Desayunos, meriendas y aperitivos muy sanos y ricos

Aprende cómo puedes cuidarte a la vez que disfrutas de un excelente desayuno, una merienda o un sabroso tentempié con algunas sencillas pautas a seguir. Desayunos, meriendas y aperitivos muy sanos y ricos

Sabroso desayunoSi te apetece tomar dulce puedes tomar un poco de pan untado con aceite y un poco de azúcar, un poco de pan con chocolate negro o una rica compota de frutas.

Si quieres un rico desayuno que te aporte bastante energía para empezar el día puedes tomar un vaso con batido de cacao y un cruasán con una pizca de mantequilla.

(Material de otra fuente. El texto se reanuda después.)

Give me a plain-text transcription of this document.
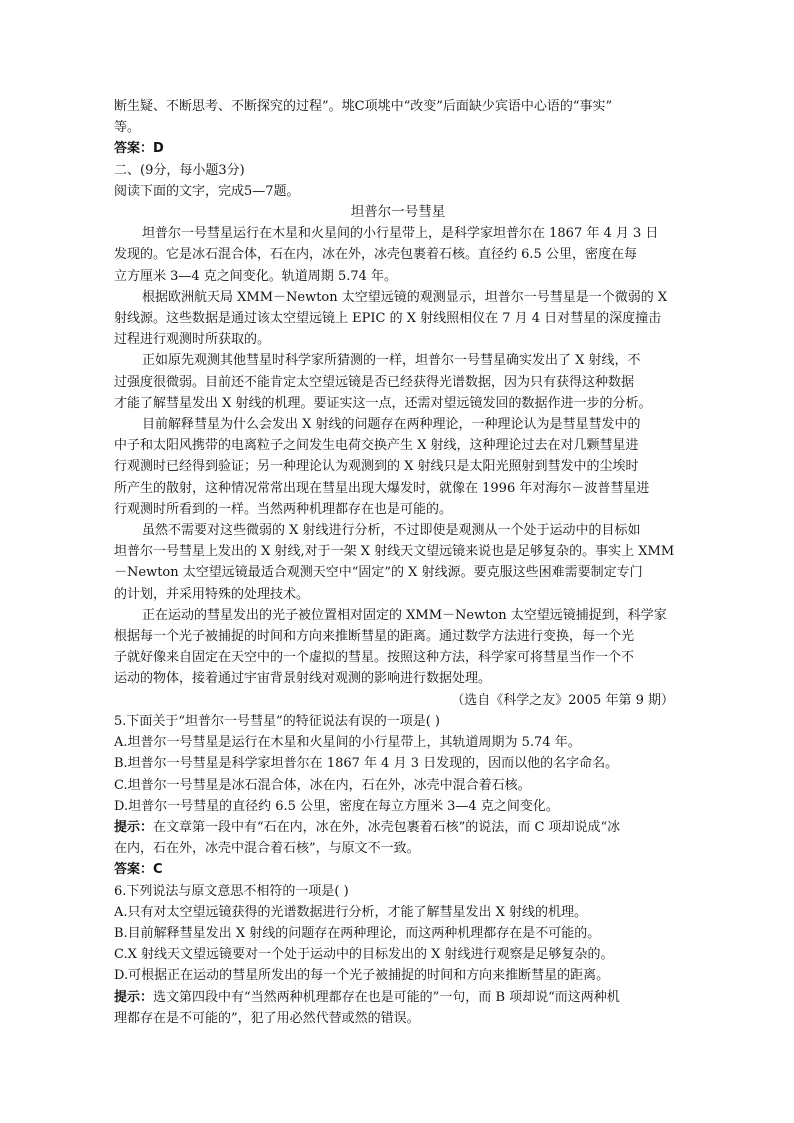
断生疑、不断思考、不断探究的过程”。垗C项垗中“改变”后面缺少宾语中心语的“事实”
等。
答案：D
二、(9分，每小题3分)
阅读下面的文字，完成5—7题。
坦普尔一号彗星
坦普尔一号彗星运行在木星和火星间的小行星带上，是科学家坦普尔在 1867 年 4 月 3 日
发现的。它是冰石混合体，石在内，冰在外，冰壳包裹着石核。直径约 6.5 公里，密度在每
立方厘米 3—4 克之间变化。轨道周期 5.74 年。
根据欧洲航天局 XMM－Newton 太空望远镜的观测显示，坦普尔一号彗星是一个微弱的 X
射线源。这些数据是通过该太空望远镜上 EPIC 的 X 射线照相仪在 7 月 4 日对彗星的深度撞击
过程进行观测时所获取的。
正如原先观测其他彗星时科学家所猜测的一样，坦普尔一号彗星确实发出了 X 射线，不
过强度很微弱。目前还不能肯定太空望远镜是否已经获得光谱数据，因为只有获得这种数据
才能了解彗星发出 X 射线的机理。要证实这一点，还需对望远镜发回的数据作进一步的分析。
目前解释彗星为什么会发出 X 射线的问题存在两种理论，一种理论认为是彗星彗发中的
中子和太阳风携带的电离粒子之间发生电荷交换产生 X 射线，这种理论过去在对几颗彗星进
行观测时已经得到验证；另一种理论认为观测到的 X 射线只是太阳光照射到彗发中的尘埃时
所产生的散射，这种情况常常出现在彗星出现大爆发时，就像在 1996 年对海尔－波普彗星进
行观测时所看到的一样。当然两种机理都存在也是可能的。
虽然不需要对这些微弱的 X 射线进行分析，不过即使是观测从一个处于运动中的目标如
坦普尔一号彗星上发出的 X 射线,对于一架 X 射线天文望远镜来说也是足够复杂的。事实上 XMM
－Newton 太空望远镜最适合观测天空中“固定”的 X 射线源。要克服这些困难需要制定专门
的计划，并采用特殊的处理技术。
正在运动的彗星发出的光子被位置相对固定的 XMM－Newton 太空望远镜捕捉到，科学家
根据每一个光子被捕捉的时间和方向来推断彗星的距离。通过数学方法进行变换，每一个光
子就好像来自固定在天空中的一个虚拟的彗星。按照这种方法，科学家可将彗星当作一个不
运动的物体，接着通过宇宙背景射线对观测的影响进行数据处理。
（选自《科学之友》2005 年第 9 期）
5.下面关于“坦普尔一号彗星”的特征说法有误的一项是( )
A.坦普尔一号彗星是运行在木星和火星间的小行星带上，其轨道周期为 5.74 年。
B.坦普尔一号彗星是科学家坦普尔在 1867 年 4 月 3 日发现的，因而以他的名字命名。
C.坦普尔一号彗星是冰石混合体，冰在内，石在外，冰壳中混合着石核。
D.坦普尔一号彗星的直径约 6.5 公里，密度在每立方厘米 3—4 克之间变化。
提示：在文章第一段中有“石在内，冰在外，冰壳包裹着石核”的说法，而 C 项却说成“冰
在内，石在外，冰壳中混合着石核”，与原文不一致。
答案：C
6.下列说法与原文意思不相符的一项是( )
A.只有对太空望远镜获得的光谱数据进行分析，才能了解彗星发出 X 射线的机理。
B.目前解释彗星发出 X 射线的问题存在两种理论，而这两种机理都存在是不可能的。
C.X 射线天文望远镜要对一个处于运动中的目标发出的 X 射线进行观察是足够复杂的。
D.可根据正在运动的彗星所发出的每一个光子被捕捉的时间和方向来推断彗星的距离。
提示：选文第四段中有“当然两种机理都存在也是可能的”一句，而 B 项却说“而这两种机
理都存在是不可能的”，犯了用必然代替或然的错误。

Si prefieres un desayuno algo más ligero, toma un tazón de leche, preferiblemente desnatada con unos copos de avena y un zumo de naranja natural. Si tienes tiempo puedes tomarte en lugar de este zumo, una pieza de fruta aunque en este caso te aportará algo más de azúcar.

Rico aperitivo

Como rico aperitivo puedes optar por una tapa de calamares preparados a la romana que te aportará unas 115 calorías. Si quieres mejorarlo puedes pedirlos a la plancha con un poco de ajo y de perejil, que también están muy ricos y que necesitan mucho menos aceite para hacerse además de prescindir del rebozado, por lo que resultarán mucho menos calóricos.

Si prefieres directamente un aperitivo bastante más ligero puedes optar por tomar unos pinchos de anchoa con tomate que puedes tomar con un zumo de manzana y de zanahorias, que además de estar riquísimo, te aportará muchas vitaminas.

Deliciosa merienda

Sin duda una merienda rica en calorías será si tomas un flan con nata. Si quieres mejorarla puedes sustituir el flan por un yogur con un poco de miel o también podrás realizar el flan en tu propia casa con ingredientes de tipo light y olvidándote por supuesto de la nata.

Sin duda una merienda mucho más ligera será tomar dos mandarinas más dos higos secos con una infusión que no lleve azúcar.

También puedes cambiar los higos por dos nueces que te aportarán muchos beneficios de tipo cardiovascular.

Cenas riquísimas

Si tienes un poco de jamón York y unos champiñones podrás preparar un delicioso plato con la ayuda de algunos ingredientes más como por ejemplo vino blanco, harina, sal, leche desnatada y nuez moscada.

Filetea los champiñones, rehógalos con un poco de aceite y báñalos con el vino blanco. En otra sartén caliente otro poco de aceite, añade dos cucharas de harina, la nuez moscada, un poco de sal y 250 ml. de leche y dejar cocer durante unos quince minutos.

Pon cuatro lonchas de jamón York gruesas en una fuente para el horno y cubre con los champiñones y con la salsa y gratina hasta que la superficie esté bien dorada.

Este plato preparado a base de jamón York con bechamel te aportará 204 calorías por ración y te podrá sacar de más de una situación complicada como la que te puede provocar el que te aparezcan invitados por sorpresa o cuando no tienes demasiado tiempo para preparar una cena algo más elaborada.